I would like to take a vcf file and a reference genome from the 1000Genomes project, and obtain a fasta file that lists the genomes for each individual in the vcf, according to the SNPs each individual has in the vcf file. I was wondering if VCFtools is able to do this? If not, what tools are available that can accomplish this?
I have written a python script that goes through the 84 million SNPs in the file and outputs a fasta file. I've tested it by running it on 10000 SNPs and it gives an output after several hours. However, I've tried running it for 84 million SNPs and it has been running for several days now. I'm looking for a more efficient way to obtain a fasta file from .vcf.

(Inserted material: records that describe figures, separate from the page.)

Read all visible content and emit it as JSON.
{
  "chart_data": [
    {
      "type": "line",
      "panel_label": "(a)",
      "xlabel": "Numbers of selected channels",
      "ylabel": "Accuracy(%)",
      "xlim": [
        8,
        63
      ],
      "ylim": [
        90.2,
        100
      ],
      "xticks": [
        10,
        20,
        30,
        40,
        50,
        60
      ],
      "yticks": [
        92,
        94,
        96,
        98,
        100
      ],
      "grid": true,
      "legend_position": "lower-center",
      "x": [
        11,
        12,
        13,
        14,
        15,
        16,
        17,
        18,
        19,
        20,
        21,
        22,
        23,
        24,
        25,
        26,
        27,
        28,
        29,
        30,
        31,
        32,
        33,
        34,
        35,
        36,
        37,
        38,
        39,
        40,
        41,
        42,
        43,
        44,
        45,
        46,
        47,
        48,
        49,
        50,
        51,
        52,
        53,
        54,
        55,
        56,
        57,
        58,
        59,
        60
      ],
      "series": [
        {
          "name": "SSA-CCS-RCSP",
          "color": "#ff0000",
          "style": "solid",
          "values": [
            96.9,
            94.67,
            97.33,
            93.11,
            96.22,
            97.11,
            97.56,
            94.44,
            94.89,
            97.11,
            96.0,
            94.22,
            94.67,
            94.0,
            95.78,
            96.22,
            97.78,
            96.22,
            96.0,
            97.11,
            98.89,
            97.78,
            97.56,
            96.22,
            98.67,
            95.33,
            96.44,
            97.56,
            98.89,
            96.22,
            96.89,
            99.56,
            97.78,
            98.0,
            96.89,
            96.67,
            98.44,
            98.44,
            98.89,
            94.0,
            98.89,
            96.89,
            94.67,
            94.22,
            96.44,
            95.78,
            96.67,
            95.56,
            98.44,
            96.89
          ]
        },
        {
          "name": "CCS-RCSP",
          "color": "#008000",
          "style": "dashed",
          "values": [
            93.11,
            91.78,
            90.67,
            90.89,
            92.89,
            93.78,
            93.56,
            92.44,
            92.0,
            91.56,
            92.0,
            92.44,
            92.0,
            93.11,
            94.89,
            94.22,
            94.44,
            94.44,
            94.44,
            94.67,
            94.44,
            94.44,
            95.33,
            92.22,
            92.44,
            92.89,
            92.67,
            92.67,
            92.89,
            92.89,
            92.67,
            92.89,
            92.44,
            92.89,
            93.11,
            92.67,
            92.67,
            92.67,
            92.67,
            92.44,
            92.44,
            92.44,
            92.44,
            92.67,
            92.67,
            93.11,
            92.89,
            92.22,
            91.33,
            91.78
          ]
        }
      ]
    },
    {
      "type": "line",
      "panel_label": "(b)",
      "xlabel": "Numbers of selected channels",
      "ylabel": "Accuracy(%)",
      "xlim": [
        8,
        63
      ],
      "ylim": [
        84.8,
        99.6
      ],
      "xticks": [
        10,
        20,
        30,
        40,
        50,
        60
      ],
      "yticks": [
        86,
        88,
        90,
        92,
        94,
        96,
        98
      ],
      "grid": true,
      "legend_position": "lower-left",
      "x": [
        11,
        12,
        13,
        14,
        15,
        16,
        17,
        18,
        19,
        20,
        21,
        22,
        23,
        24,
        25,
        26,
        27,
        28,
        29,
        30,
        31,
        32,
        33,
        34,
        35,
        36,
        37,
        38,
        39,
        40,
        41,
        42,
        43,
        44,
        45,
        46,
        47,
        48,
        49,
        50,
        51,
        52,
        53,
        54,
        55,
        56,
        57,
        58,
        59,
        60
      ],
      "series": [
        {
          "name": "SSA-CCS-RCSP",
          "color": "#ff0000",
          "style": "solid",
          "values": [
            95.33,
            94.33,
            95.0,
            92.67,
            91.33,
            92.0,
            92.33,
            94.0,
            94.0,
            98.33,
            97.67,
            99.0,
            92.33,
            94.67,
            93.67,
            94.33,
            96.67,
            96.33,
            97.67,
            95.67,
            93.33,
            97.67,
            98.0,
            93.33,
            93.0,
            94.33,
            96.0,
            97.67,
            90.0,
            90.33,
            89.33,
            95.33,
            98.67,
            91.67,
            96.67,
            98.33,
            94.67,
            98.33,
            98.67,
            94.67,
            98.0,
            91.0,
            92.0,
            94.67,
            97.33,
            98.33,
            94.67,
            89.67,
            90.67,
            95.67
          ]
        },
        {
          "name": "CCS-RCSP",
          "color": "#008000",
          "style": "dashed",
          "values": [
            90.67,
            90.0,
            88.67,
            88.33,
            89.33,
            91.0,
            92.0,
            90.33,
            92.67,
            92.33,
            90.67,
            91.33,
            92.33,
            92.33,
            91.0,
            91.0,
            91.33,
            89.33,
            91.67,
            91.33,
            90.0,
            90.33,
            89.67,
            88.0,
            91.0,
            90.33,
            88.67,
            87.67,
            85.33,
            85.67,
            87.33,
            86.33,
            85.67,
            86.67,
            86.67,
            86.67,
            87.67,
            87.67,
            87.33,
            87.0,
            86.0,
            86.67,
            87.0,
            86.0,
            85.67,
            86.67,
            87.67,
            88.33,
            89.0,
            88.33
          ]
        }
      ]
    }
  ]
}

I am looking to skip indels.
EDIT: VCFtool's vcf-to-tab converts a .vcf file into a tab file, and then there's a script that turns tab into a fasta file. https://code.google.com/archive/p/vcf-tab-to-fasta/
I believe that's what I'm looking for, I'll look into it
I looked into it and it works well for obtaining the alternate genome, but I'm looking for the sequences for each individuals in the vcf file. For example, the vcf files gives the SNPs for individuals HG00097 and HG00099, and I'd like to get the sequences for each individual. Additionally, I'd like to skip indels, if it's possible. So for I've checked using vcf-consensus but it's given an error 'Broken VCF header', and i'm not entirely sure if it'll output what I need. Is there a program that can do this?